“Let me Google that for you.” A few of us still remember life before Google. Turns out that even before there was an Excite or a Lycos, there was a W3 Catalog.
Making its debut on Sept. 2, 1993, the W3 Catalog was one of the first attempts to create a searchable catalog of web resources. Professors at the University of Geneva, inspired by a Tim Berners Lee seminar on the World Wide Web, set out to index internet resources. It was easy to envision the potential of the online world; navigating it was another matter. Professor Oscar Nierstrasz wrote a program that downloaded human-curated website directories and compiled them into the W3 Catalog.
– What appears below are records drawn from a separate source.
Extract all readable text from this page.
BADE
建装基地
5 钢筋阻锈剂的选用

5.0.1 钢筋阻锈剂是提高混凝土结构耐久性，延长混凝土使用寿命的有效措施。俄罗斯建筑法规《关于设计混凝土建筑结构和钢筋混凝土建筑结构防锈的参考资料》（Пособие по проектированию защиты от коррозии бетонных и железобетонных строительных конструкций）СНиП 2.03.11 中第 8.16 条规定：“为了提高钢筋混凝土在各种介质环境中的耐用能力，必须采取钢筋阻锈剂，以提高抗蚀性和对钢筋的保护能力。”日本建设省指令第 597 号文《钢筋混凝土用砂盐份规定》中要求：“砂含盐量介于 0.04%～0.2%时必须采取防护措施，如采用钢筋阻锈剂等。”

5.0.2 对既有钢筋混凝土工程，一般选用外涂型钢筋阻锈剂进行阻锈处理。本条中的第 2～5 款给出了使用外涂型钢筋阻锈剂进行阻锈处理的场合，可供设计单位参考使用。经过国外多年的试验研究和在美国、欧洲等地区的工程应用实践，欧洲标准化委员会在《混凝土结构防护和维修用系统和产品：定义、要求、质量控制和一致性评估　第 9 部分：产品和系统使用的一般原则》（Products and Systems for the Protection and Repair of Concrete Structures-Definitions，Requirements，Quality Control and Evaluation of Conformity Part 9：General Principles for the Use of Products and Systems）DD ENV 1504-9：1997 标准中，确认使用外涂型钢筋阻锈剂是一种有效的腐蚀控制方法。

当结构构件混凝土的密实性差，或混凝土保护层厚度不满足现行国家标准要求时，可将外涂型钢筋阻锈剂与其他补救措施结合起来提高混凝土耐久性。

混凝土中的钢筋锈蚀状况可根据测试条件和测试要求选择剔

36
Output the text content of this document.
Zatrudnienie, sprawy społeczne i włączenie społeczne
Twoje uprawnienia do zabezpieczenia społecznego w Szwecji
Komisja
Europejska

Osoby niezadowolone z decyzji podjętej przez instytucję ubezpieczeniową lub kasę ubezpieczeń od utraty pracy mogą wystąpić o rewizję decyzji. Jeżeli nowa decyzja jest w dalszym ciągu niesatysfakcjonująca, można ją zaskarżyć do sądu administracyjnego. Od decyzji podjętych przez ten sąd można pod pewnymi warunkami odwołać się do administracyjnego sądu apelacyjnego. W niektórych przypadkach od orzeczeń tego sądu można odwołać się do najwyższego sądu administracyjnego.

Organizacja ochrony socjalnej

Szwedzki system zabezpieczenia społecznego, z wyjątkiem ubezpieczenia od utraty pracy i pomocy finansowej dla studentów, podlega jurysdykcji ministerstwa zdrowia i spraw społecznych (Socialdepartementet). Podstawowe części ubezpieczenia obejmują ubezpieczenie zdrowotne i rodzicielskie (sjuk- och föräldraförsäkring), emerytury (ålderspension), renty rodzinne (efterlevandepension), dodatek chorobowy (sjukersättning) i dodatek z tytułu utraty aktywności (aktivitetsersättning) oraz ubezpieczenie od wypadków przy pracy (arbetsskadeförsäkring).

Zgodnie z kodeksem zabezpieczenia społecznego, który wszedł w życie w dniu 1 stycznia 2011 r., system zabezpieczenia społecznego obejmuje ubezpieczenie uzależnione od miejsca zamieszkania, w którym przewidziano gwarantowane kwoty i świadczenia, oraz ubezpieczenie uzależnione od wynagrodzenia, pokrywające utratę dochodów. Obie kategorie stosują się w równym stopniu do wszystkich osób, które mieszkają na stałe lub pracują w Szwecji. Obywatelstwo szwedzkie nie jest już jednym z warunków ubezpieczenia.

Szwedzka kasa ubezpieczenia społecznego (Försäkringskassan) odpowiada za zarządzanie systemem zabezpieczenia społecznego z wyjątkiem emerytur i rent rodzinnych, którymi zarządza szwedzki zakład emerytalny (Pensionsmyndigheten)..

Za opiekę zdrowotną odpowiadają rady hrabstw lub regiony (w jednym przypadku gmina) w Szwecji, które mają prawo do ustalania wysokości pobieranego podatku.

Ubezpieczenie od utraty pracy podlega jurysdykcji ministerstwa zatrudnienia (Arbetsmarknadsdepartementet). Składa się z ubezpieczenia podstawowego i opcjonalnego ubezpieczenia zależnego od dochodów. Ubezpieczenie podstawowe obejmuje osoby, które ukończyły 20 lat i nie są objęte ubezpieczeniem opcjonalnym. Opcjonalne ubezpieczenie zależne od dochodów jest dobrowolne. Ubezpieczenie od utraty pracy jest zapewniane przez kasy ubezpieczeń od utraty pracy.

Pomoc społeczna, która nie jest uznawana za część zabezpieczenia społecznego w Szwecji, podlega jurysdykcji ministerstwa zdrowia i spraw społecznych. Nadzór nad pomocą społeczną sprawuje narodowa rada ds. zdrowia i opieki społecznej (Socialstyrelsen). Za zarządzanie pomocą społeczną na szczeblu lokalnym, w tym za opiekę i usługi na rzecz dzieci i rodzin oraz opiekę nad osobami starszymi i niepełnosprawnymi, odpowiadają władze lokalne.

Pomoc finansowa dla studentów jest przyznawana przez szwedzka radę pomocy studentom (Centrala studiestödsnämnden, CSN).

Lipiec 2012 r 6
The fall of the W3 Catalog
Although the W3 Catalog was designed to be self-sustainable, in truth it was tedious to maintain, Nierstrasz admitted on the W3 Catalog history page. Someone had to track and ensure links to directory websites continued to work. Plus, the popularity of the W3 Catalog sometimes overloaded the server on which it was housed.
Most of all, though, search engine technology had evolved, and sites including AltaVista and HotBot had begun crawling the entire web, not just directory pages, and returning search results that ultimately proved much more useful. Then two guys named Larry and Sergey introduced a website that forced everyone’s favorite butler into retirement, and the rest, as they say, is history.